Невозможность вернуться в Москву вынудила Уйттенховена остаться в Архангельске, где он работал техническим редактором Севкрайиздательства. Однако после того, как 23.01.35 г. на допросе Е.В.Власенко показала, что приезжавший из Архангельска в Москву Уйттенховен в ноябре 1934 г. читал ей «отдельные места из своей рукописи «Похождения одного бельгийца в стране лесов и снега» [ЦА ФСБ РФ, Р-35983, л. 66об]. 14.02.35 г. на его квартире был произведен обыск, изъяты все рукописи, в том числе и названная, а сам Уйттенховен арестован. Дальнейшая его история отчасти отражена в материалах следственного дела П-5282 (преж. 260, 223237) 1935 г., хранящегося в Архиве УФСБ РФ Архангельской области (см. ниже).

По делу «Ордена Света» А.В.Уйтенховен был реабилитирован определением судебной коллегии по уголовным делам ВС РСФСР от 02.09.1975 г. Немногие сохранившиеся стихи и документальная проза А.В.Уйттенховена опубликованы в книге: Никитин А. Rosa mystica. Поэзия и проза российских тамплиеров. М., «Аграф», 2002, с. 235-311.

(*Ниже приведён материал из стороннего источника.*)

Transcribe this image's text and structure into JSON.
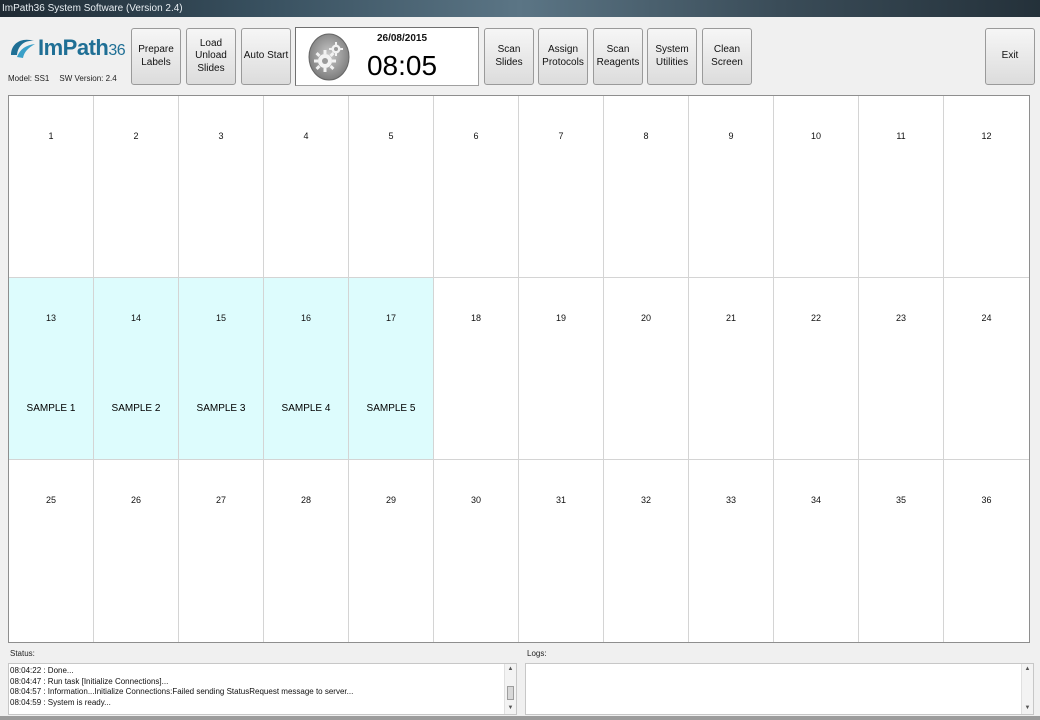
{
  "window": {
    "title": "ImPath36 System Software (Version 2.4)"
  },
  "brand": {
    "logo_main": "ImPath",
    "logo_num": "36",
    "model": "Model: SS1",
    "sw_version": "SW Version: 2.4"
  },
  "toolbar": {
    "prepare_labels": "Prepare\nLabels",
    "load_unload_slides": "Load\nUnload\nSlides",
    "auto_start": "Auto Start",
    "scan_slides": "Scan\nSlides",
    "assign_protocols": "Assign\nProtocols",
    "scan_reagents": "Scan\nReagents",
    "system_utilities": "System\nUtilities",
    "clean_screen": "Clean\nScreen",
    "exit": "Exit"
  },
  "clock": {
    "date": "26/08/2015",
    "time": "08:05",
    "status_icon": "gears-icon"
  },
  "slots": [
    {
      "num": "1",
      "sample": ""
    },
    {
      "num": "2",
      "sample": ""
    },
    {
      "num": "3",
      "sample": ""
    },
    {
      "num": "4",
      "sample": ""
    },
    {
      "num": "5",
      "sample": ""
    },
    {
      "num": "6",
      "sample": ""
    },
    {
      "num": "7",
      "sample": ""
    },
    {
      "num": "8",
      "sample": ""
    },
    {
      "num": "9",
      "sample": ""
    },
    {
      "num": "10",
      "sample": ""
    },
    {
      "num": "11",
      "sample": ""
    },
    {
      "num": "12",
      "sample": ""
    },
    {
      "num": "13",
      "sample": "SAMPLE 1"
    },
    {
      "num": "14",
      "sample": "SAMPLE 2"
    },
    {
      "num": "15",
      "sample": "SAMPLE 3"
    },
    {
      "num": "16",
      "sample": "SAMPLE 4"
    },
    {
      "num": "17",
      "sample": "SAMPLE 5"
    },
    {
      "num": "18",
      "sample": ""
    },
    {
      "num": "19",
      "sample": ""
    },
    {
      "num": "20",
      "sample": ""
    },
    {
      "num": "21",
      "sample": ""
    },
    {
      "num": "22",
      "sample": ""
    },
    {
      "num": "23",
      "sample": ""
    },
    {
      "num": "24",
      "sample": ""
    },
    {
      "num": "25",
      "sample": ""
    },
    {
      "num": "26",
      "sample": ""
    },
    {
      "num": "27",
      "sample": ""
    },
    {
      "num": "28",
      "sample": ""
    },
    {
      "num": "29",
      "sample": ""
    },
    {
      "num": "30",
      "sample": ""
    },
    {
      "num": "31",
      "sample": ""
    },
    {
      "num": "32",
      "sample": ""
    },
    {
      "num": "33",
      "sample": ""
    },
    {
      "num": "34",
      "sample": ""
    },
    {
      "num": "35",
      "sample": ""
    },
    {
      "num": "36",
      "sample": ""
    }
  ],
  "status": {
    "label": "Status:",
    "lines": [
      "08:04:22 : Done...",
      "08:04:47 : Run task [Initialize Connections]...",
      "08:04:57 : Information...Initialize Connections:Failed sending StatusRequest message to server...",
      "08:04:59 : System is ready..."
    ]
  },
  "logs": {
    "label": "Logs:"
  },
  "colors": {
    "loaded_slot": "#ddfcfd",
    "logo_blue": "#1f6f95"
  }
}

ПОКАЗАНИЯ УЙТТЕНХОВЕНА А.В. 04.10.30 г.

В политических партиях и организациях ни в каких никогда я не состоял, и знакомых из таковых у меня нет и никогда не было. Жена моя, Ирина Николаевна, девичья ее фамилия ИЛОВАЙСКАЯ, именует себя анархисткой лет пять-шесть (женой моей она является с марта 1921 г.), практическая ее работа как анархистки мне неизвестна, по-моему, таковая заключается в изучении Кропоткина. Сам я анархизмом интересовался году в 1913—1914-м, в период моего пребывания в реальном училище; с 1918 г., с момента вступления в Красную Армию, к анархизму я стал относиться резко отрицательно, потому что считаю анархизм в стране Советов вредным течением и мешающим строительству социализма. Из анархистов я знаю в лицо СО- ЛОНОВИЧА, которого видел в Музее Кропоткина, когда он года три-четыре назад читал там лекции, что-то по философии, кажется о Гегеле. На лекции этой я был вместе с женой, она, видимо, и принесла мне билет на нее. У нас на квартире при мне из анархистов никто не бывал.

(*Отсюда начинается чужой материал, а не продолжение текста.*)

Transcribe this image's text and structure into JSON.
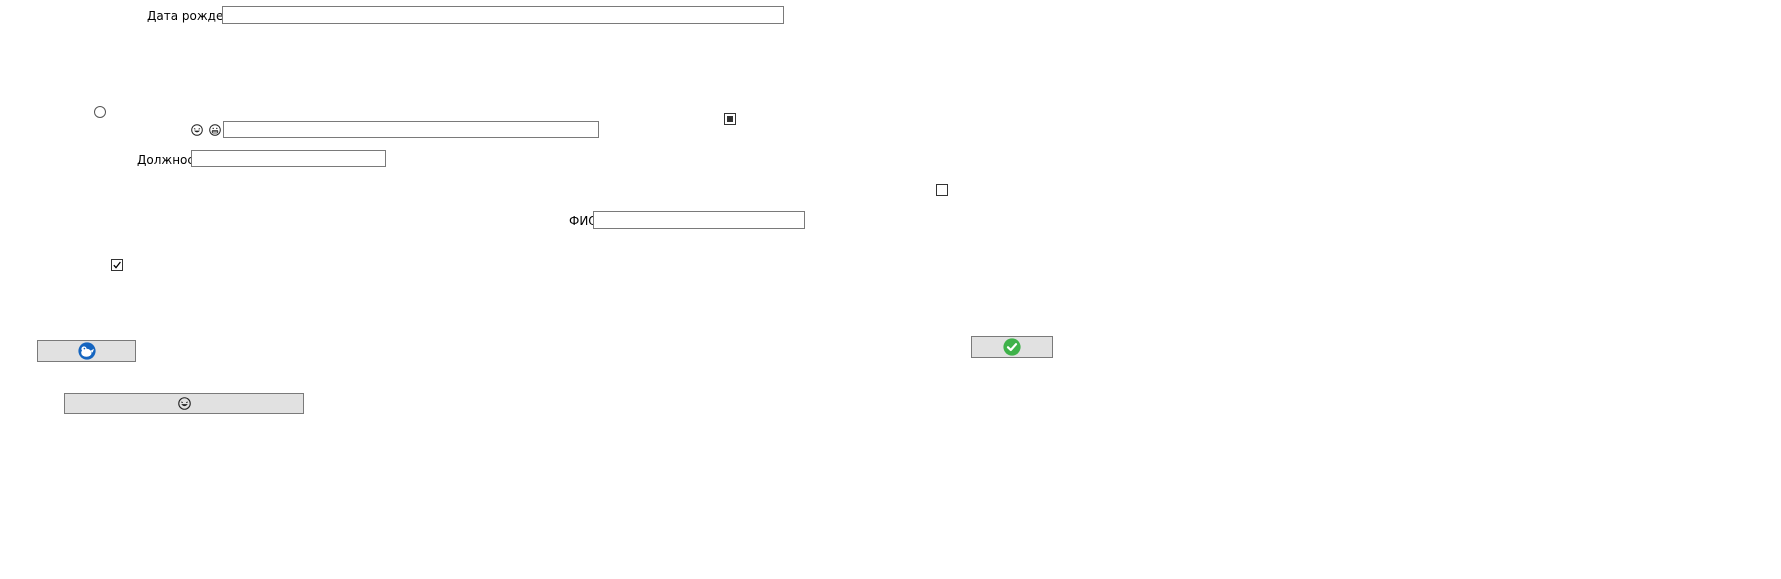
{
  "form": {
    "birth_date_label": "Дата рождения",
    "birth_date_value": "",
    "unlabeled_field_value": "",
    "position_label": "Должность",
    "position_value": "",
    "fio_label": "ФИО",
    "fio_value": ""
  },
  "controls": {
    "radio_selected": false,
    "checkbox_indeterminate": true,
    "checkbox_empty": false,
    "checkbox_checked": true
  },
  "icons": {
    "field_prefix_icons": [
      "laughing-face-icon",
      "grinning-face-icon"
    ],
    "button_left": "penguin-logo-icon",
    "button_right": "green-check-icon",
    "button_wide": "laughing-face-icon"
  },
  "colors": {
    "button_bg": "#e1e1e1",
    "border": "#7a7a7a",
    "check_green": "#3fb24a",
    "logo_blue": "#1565c0"
  }
}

Отобранный у нас рисунок с изображением в центре рукояти меча символически изображает человеческую жизнь. Сделан таковой мною в подарок жене в

1923- 24 гг., в бытность мою во ВХУТЕМАСе.

Оккультизмом, теософией, антропософией и вопросами мистики интересовался с 1913 по 1919 г. приблизительно, потом все это заглохло, потому что служба в Красной Армии не оставляла места для посторонних интересов, а потом все эти течения перестали казаться стоящими внимания, потому что они индивидуалистичны и их цели ничтожны по сравнению с настоящей работой по построению социализма.

Записано с моих слов верно, прочитал                                    Уйттенховен

В дополнение к вышенаписанному излагаю следующее: проблемами теософии, оккультизма и т.п. начал интересоваться в весьма раннем возрасте (лет 14—15), и эти увлечения быстро сменялись друг другом, шли примерно в такой последовательности: анархизм (1912), толстовство (1913—14), теософия (1914—17? 18?), антропософия (1917—1919). Изучение первых двух, т.е. анархизма и толстовства, ограничилось книгами. С теософами познакомился лично, кажется, в начале 1917 г. и бывал (брал книги) в их библиотеке (Сивцев Вражек, д. 20). Знаком с быв. председателем московского кружка теософов ГЕРЬЕ, библиотекарем ЗЕЛЕНИНОЙ, СМИРНОВОЙ Н.А., БАТЮШКОВЫМ П.Н. Из теософской литературы мне больше всего нравились книги Штейнера, но тогда же я узнал, что Штейнер не теософ, а антропософ. С антропософами познакомился на лекциях писателя Андрея БЕЛОГО весной 1917 г., неоднократно посещал его лекции и брал книги из библиотеки Антропософского общества.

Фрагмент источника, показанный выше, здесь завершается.